I couldn’t for the life of me figure out why I felt no peace.

The following scripture has been my companion over the past year or so. I have reflected on the words. I have pondered its meaning. I have wanted to share the epiphanies I have received. Something always held me back. Until now.

THE BOOK OF MOSIAH

CHAPTER 18

Verses 8-10

And it came to pass that he said unto them: Behold, here are the waters of Mormon (for thus were they called) and now, as ye are desirous to come into the fold of God, and to be called his people, and are willing to bear one another’s burdens, that they may be light; Yea, and are willing to mourn with those that mourn; yea, and comfort those that stand in need of comfort, and to stand as witnesses of God at all times and in all things, and in all places that ye may be in, even until death, that ye may be redeemed of God, and be numbered with those of the first resurrection, that ye may have eternal life— Now I say unto you, if this be the desire of your hearts, what have you against being baptized in the name of the Lord, as a witness before him that ye have entered into a covenant with him, that ye will serve him and keep his commandments, that he may pour out his Spirit more abundantly upon you?

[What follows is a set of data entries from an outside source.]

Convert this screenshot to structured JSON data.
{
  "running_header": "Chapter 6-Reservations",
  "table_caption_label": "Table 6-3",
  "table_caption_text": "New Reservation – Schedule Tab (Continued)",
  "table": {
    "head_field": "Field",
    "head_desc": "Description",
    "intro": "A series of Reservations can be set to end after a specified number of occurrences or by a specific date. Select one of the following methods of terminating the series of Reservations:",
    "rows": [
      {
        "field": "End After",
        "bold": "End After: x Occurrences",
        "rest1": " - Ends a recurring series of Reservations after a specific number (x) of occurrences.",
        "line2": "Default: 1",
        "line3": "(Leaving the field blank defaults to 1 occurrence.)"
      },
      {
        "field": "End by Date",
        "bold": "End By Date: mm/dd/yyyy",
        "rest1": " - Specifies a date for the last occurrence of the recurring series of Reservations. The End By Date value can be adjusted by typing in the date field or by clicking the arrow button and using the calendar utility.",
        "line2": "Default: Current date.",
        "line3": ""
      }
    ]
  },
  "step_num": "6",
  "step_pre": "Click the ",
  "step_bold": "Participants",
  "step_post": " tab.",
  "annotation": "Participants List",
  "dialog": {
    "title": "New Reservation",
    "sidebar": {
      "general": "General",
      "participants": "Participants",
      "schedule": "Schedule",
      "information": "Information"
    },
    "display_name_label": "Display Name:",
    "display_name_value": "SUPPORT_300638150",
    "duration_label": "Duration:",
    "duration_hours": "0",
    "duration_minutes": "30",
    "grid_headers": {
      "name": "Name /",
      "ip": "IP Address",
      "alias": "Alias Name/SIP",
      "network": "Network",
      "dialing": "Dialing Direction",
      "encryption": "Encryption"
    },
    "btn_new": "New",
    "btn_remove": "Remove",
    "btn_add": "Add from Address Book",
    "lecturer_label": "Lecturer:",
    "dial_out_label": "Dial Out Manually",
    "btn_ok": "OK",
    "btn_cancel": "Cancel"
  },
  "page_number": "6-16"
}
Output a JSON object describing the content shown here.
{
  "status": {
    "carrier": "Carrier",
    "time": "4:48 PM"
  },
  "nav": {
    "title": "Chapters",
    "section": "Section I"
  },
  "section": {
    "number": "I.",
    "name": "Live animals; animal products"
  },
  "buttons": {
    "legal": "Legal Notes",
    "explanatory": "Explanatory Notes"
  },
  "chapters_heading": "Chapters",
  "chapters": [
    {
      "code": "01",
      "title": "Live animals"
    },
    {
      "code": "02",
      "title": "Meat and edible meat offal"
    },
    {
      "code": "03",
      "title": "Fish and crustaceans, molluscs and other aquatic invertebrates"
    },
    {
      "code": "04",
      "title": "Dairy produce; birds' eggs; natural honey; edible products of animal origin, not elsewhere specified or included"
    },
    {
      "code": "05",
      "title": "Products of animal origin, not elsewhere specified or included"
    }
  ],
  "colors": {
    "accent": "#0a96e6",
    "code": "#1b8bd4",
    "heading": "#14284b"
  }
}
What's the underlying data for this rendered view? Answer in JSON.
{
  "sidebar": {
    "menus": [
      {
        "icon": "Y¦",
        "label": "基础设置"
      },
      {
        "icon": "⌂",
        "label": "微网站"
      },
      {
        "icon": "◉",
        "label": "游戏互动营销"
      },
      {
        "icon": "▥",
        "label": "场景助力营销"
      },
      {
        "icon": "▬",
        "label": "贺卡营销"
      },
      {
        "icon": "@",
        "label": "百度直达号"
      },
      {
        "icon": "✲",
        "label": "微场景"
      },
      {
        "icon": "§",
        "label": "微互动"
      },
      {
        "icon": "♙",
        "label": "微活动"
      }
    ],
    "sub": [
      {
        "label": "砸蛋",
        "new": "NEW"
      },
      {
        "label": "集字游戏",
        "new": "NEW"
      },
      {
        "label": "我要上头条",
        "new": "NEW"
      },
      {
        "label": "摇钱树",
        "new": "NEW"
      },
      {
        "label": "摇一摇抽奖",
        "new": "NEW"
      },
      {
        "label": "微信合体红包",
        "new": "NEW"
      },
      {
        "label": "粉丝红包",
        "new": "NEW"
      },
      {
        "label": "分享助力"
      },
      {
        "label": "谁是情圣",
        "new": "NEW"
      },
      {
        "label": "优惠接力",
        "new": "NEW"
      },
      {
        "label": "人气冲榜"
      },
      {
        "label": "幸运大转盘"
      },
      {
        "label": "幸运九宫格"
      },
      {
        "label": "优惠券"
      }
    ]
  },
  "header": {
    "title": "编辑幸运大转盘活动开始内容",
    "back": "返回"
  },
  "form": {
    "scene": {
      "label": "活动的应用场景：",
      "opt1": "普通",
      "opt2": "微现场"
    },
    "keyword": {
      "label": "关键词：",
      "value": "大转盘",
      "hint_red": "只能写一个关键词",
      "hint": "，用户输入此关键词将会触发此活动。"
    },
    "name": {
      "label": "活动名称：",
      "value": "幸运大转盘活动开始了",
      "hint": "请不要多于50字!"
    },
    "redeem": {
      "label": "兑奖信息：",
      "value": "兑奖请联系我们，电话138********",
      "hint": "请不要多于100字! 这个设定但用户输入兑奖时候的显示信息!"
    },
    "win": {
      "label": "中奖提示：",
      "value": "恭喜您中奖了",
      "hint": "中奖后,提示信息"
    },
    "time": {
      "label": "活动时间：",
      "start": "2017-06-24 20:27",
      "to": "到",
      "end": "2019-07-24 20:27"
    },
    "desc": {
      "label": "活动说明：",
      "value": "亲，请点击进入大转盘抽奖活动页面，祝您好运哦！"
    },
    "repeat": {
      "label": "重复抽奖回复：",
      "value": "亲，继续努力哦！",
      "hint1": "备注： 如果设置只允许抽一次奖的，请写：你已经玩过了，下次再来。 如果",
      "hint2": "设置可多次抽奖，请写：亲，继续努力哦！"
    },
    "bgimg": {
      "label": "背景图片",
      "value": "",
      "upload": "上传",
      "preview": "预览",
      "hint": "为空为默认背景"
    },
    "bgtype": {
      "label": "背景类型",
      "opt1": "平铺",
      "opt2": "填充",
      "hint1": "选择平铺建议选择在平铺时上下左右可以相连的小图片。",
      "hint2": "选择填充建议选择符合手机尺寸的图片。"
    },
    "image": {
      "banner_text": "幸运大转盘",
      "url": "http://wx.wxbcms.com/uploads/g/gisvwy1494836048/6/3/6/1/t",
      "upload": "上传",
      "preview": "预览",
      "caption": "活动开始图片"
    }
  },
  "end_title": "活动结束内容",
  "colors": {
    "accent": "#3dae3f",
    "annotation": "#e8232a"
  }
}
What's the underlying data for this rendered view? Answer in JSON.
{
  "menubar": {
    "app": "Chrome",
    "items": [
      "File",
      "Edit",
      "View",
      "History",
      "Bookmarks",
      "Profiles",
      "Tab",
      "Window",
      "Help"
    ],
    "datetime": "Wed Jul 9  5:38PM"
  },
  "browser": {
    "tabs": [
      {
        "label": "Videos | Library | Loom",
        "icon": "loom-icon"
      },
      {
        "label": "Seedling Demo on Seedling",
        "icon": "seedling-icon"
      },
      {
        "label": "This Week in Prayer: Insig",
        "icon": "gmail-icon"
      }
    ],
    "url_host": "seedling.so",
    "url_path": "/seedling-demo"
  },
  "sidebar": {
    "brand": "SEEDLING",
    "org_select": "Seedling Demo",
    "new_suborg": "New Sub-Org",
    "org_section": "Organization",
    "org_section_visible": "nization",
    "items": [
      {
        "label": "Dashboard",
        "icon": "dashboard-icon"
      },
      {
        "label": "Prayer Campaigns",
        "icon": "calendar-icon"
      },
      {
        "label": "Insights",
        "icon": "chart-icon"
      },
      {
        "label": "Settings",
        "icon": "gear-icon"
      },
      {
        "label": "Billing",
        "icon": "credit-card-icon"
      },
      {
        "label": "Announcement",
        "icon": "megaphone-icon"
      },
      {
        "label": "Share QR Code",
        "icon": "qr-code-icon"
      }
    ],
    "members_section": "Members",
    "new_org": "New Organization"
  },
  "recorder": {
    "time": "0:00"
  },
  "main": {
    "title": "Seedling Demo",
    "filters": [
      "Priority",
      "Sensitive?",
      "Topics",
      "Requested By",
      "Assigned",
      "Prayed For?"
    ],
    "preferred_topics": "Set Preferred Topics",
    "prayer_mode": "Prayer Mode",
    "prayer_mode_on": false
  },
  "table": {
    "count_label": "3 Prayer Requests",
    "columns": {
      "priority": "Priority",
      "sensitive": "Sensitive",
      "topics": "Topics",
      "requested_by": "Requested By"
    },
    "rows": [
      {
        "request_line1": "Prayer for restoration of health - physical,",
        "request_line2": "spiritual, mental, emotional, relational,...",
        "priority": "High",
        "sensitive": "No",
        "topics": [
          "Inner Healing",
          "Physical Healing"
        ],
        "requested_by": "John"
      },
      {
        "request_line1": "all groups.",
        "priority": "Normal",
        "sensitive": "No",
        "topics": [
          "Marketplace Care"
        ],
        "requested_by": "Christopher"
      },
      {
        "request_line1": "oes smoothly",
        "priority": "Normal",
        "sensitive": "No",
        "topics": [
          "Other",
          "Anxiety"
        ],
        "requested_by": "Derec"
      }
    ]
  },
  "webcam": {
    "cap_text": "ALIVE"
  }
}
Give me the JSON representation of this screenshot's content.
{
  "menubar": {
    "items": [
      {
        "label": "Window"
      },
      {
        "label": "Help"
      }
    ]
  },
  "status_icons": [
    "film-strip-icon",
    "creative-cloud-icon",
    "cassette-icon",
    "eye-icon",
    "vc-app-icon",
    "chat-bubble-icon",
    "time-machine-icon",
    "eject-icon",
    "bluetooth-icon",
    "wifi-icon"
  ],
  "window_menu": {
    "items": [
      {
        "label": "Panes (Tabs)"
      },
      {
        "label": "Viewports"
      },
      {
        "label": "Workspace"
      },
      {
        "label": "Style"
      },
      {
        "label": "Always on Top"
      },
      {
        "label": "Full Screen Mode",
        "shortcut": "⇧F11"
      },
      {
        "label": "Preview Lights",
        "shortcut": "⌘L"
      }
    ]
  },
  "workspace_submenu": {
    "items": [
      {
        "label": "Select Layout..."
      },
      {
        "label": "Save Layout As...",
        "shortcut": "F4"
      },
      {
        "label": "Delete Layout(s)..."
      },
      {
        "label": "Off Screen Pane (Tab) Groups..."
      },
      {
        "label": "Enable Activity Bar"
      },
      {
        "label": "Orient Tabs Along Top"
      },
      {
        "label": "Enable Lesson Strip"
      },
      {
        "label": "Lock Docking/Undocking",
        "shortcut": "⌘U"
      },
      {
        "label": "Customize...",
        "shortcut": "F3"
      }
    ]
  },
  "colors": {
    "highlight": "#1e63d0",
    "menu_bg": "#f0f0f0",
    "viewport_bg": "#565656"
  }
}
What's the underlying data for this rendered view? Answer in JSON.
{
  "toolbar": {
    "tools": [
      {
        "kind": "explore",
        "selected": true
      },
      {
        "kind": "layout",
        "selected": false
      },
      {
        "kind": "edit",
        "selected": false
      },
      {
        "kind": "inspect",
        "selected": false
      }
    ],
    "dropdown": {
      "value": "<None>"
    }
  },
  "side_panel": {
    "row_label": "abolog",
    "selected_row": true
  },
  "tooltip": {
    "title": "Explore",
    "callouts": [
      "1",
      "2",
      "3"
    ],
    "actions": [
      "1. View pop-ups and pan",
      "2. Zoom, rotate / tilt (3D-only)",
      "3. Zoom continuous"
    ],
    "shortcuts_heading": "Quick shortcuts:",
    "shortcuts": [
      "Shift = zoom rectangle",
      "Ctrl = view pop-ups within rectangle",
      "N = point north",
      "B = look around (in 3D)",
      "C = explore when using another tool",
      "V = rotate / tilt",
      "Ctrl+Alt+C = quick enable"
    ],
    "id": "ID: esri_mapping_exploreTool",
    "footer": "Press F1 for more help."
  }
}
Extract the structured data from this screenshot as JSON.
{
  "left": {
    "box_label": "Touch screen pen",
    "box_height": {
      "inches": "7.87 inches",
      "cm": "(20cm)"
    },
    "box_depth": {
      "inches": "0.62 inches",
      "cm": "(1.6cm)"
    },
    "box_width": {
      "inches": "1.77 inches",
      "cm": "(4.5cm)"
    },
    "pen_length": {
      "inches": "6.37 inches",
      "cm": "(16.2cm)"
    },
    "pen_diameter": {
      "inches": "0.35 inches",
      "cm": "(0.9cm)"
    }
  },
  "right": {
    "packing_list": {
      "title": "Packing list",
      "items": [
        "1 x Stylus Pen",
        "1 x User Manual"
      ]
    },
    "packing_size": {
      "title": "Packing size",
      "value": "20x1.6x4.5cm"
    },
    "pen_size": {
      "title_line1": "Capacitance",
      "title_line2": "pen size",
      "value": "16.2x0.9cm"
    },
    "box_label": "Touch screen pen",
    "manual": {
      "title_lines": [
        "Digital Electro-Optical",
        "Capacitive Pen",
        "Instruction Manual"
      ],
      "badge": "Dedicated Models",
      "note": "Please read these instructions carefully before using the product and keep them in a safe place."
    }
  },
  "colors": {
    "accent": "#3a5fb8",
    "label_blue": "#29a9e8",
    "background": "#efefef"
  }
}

I know we have all read, or heard of, this scripture passage. I must admit I had never before this past year spent much time thinking about what it meant. I read and understood the words at face value. I didn’t sound them for meaning, I didn’t find a place in me to liken them. My heart was shallow stony ground and the sprouted seed of understanding quickly dried up and was lost.

This may seem scattered but I want to share a couple thoughts that came to me.

Ego. I don’t have to be a hero. I don’t have to be perfect. I don’t have to save any one. I don’t have to be more spiritual, more in tune, more holy than anyone. Fact is I have done more harm to others in my life in my prideful and vain yearning to be perfect. I feel at home in the “fold of God.” I want to be here. I misunderstood what was asked of me. I have felt a need to take away others pain, burdens and hard ships, and when I didn’t feel perfect I would do nothing. In this I erred, I was only trying to take away other agency. The Baptismal covenant never asks or demands we take away others experiences good or bad, just that we are there with each other full of a genuine love and concern for each other. I don’t have to take away anyone’s tears, I just have to lovingly comfort them. Life is full of a myriad of experiences some joyous, some painful. Everyone has the same God given right to experience life to its fullest and make their own way. My job is to lovingly serve them, to be my brothers keeper by bearing burdens, mourning, comforting, bearing my testimony, being a righteous example. The Gospel of Matthew explains this thought far better than I in saying “Let your light so shine before men, that they may see your good works, and glorify your Father which is in heaven.” What I was missing is found in D&C 58 “Verily I say, men should be anxiously engaged in a good cause, and do many things of their own free will, and bring to pass much righteousness; For the power is in them, wherein they are agents unto themselves. And inasmuch as men do good they shall in nowise lose their reward.” I need to not be such a hypocrite, I clearly have had a beam in my own eye.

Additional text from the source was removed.